We have a long-term plan for the NHS but still wait for any such declaration for social and community care and, while there is a lot of good intention in the plan, there must be some caution regarding the possibilities.

The main plank for reducing bed pressure is the use of Same Day Emergency Care (SDEC) – AKA ambulatory emergency care – with notable ambitions in this area. The measurement of this is hampered by not actually having a definition of what an ‘open’ unit actually is, allowing many trusts to claim they have a service that is actually nothing of the sort in terms of provision.

Also, there is immense pressure on these areas, most frequently co-located with acute medical units, and data has shown that up to 45% of these units being hampered by being used as ‘overflow’ wards for inpatients. They are frequently seen as easy targets by hard-pressed managers in times of almost constant system stress.

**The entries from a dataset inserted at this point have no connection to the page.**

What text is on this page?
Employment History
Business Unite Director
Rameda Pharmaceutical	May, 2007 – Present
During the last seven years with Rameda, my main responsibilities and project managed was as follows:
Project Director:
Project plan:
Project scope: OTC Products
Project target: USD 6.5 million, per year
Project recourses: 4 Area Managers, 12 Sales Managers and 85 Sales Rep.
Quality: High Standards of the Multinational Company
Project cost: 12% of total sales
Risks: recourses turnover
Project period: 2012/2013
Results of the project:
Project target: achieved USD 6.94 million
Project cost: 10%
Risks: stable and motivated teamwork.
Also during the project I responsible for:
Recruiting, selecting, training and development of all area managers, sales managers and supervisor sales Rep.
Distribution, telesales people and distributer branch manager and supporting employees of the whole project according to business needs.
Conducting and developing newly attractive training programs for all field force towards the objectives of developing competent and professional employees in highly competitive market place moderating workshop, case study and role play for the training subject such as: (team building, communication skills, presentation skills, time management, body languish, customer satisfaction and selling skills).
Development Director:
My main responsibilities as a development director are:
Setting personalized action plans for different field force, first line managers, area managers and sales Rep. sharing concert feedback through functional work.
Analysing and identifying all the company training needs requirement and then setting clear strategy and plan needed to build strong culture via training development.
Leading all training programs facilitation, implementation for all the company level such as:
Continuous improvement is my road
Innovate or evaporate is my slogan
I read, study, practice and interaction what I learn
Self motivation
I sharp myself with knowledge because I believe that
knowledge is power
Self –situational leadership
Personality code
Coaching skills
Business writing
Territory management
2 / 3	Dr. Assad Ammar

We fear the NHS will never be able to fully implement SDEC fully as desired.

One example of the impact of this can be seen in the recent NCEPOD review of the treatment of pulmonary embolism (blood clots which travel to the lungs) which, in many cases, can be performed through SDEC but, alarmingly, it is often only a 9am to 5pm, Monday to Friday service. More than 10% of the patients included in the NCEPOD review either died from the problem or needed treatment in intensive care.

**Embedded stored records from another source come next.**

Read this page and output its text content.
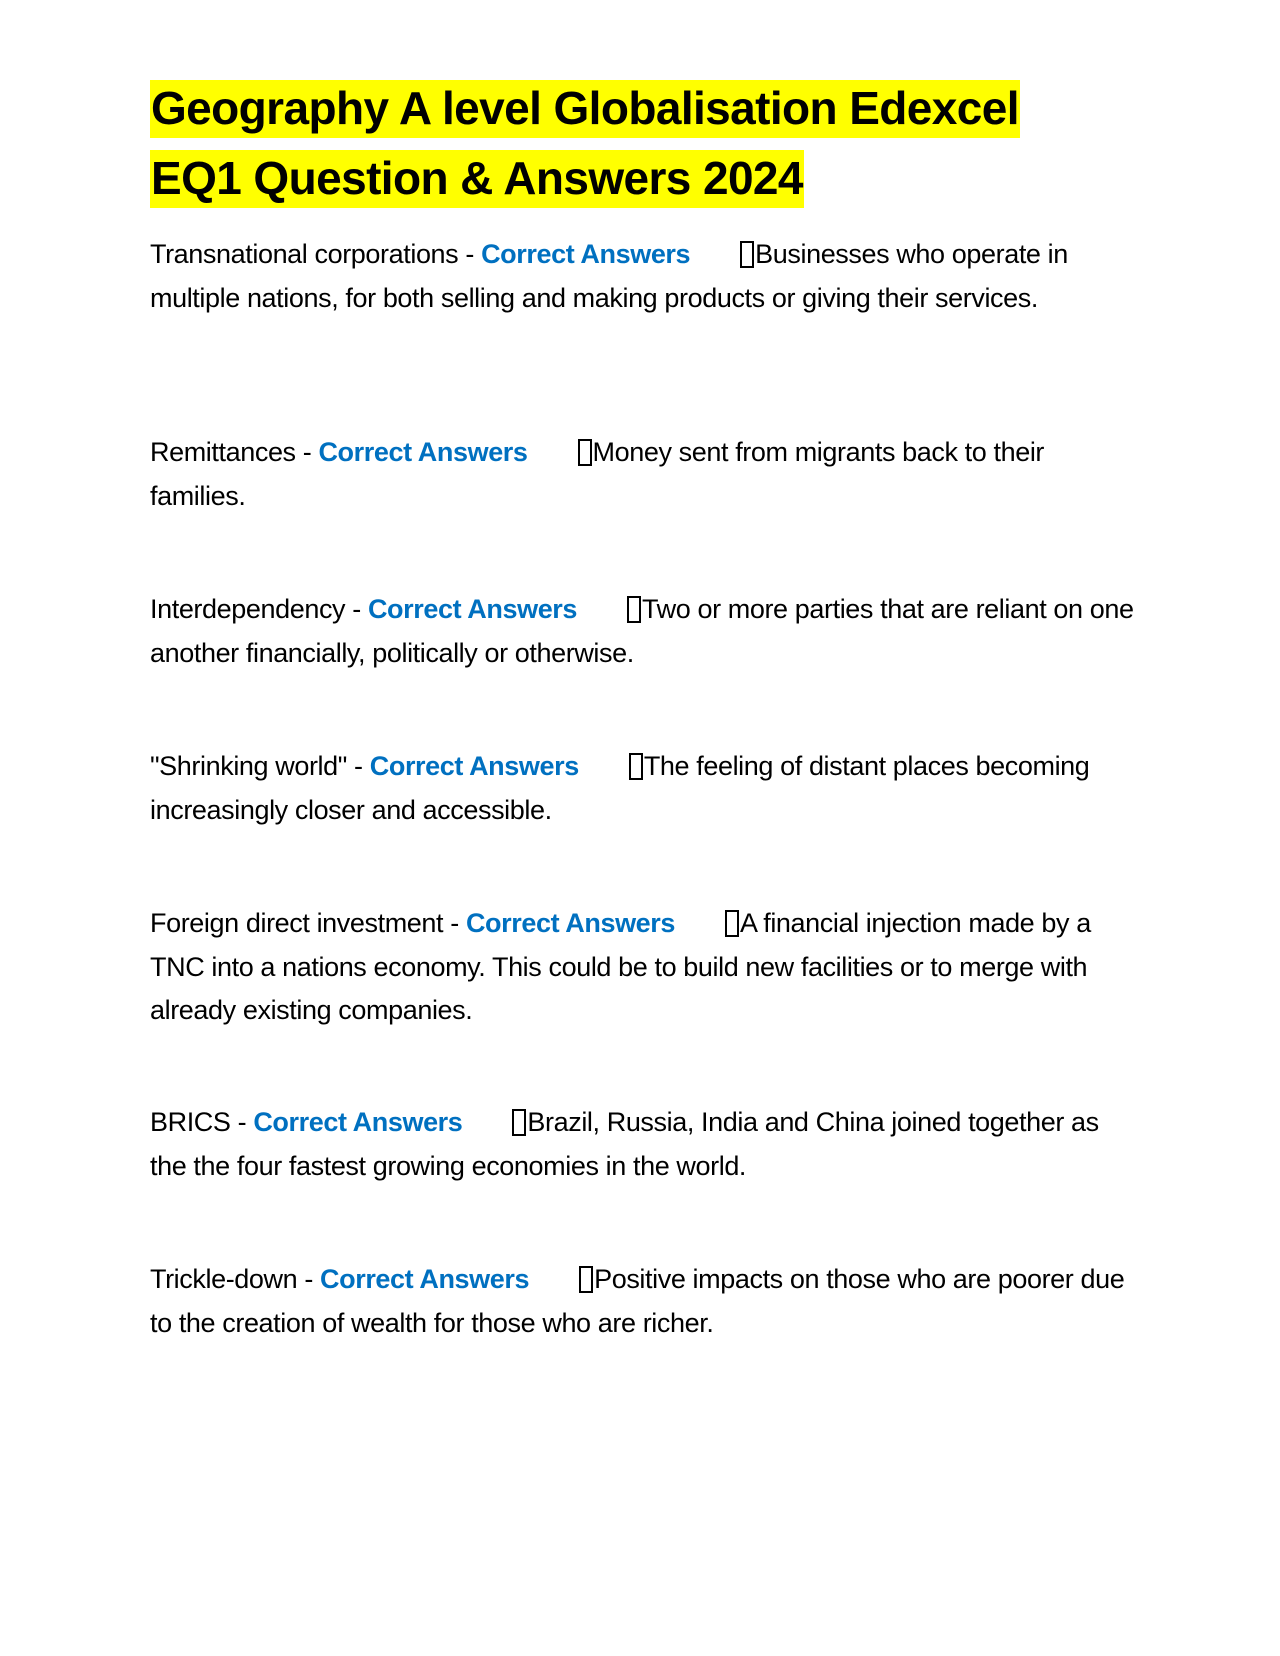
Geography A level Globalisation Edexcel
EQ1 Question & Answers 2024

Transnational corporations - Correct Answers Businesses who operate in multiple nations, for both selling and making products or giving their services.

Remittances - Correct Answers Money sent from migrants back to their families.

Interdependency - Correct Answers Two or more parties that are reliant on one another financially, politically or otherwise.

"Shrinking world" - Correct Answers The feeling of distant places becoming increasingly closer and accessible.

Foreign direct investment - Correct Answers A financial injection made by a TNC into a nations economy. This could be to build new facilities or to merge with already existing companies.

BRICS - Correct Answers Brazil, Russia, India and China joined together as the the four fastest growing economies in the world.

Trickle-down - Correct Answers Positive impacts on those who are poorer due to the creation of wealth for those who are richer.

The NHS is looking at new ways of measuring targets for many areas, including emergency care, but there are growing calls for more openness in this process and concerns that the new suggestions will actually negatively impact on care for the those needing inpatient beds when the focus to meet the target might be on the numerically higher number of those who do not need admitting.

Lastly, but probably most importantly, we need to urgently support our staff throughout the NHS as they are reaching the stage of utter exhaustion after more than two years of unrelenting and increasing stress and workload while under ever-increasing scrutiny and pressure from trusts trying to balance the financial books by every trick in the book regardless of the impact these ‘measures’ will have on the intangible and immeasurable areas such as morale (a new app is not the answer!).

To summarise, the NHS is under the most pressure it has ever seen and quite how we will get through the next few weeks and months remains to be seen.

We ask all those in central positions to engage with those who actually work on the frontline up and down the country to put out realistic messages of how things are and not hide the reality in endless positive spin that no-one working in the NHS believes.

We must, above all, work together to ensure all those people who need help receive it in a safe, dignified and caring manner while protecting the wellbeing of the staff on whom we all depend.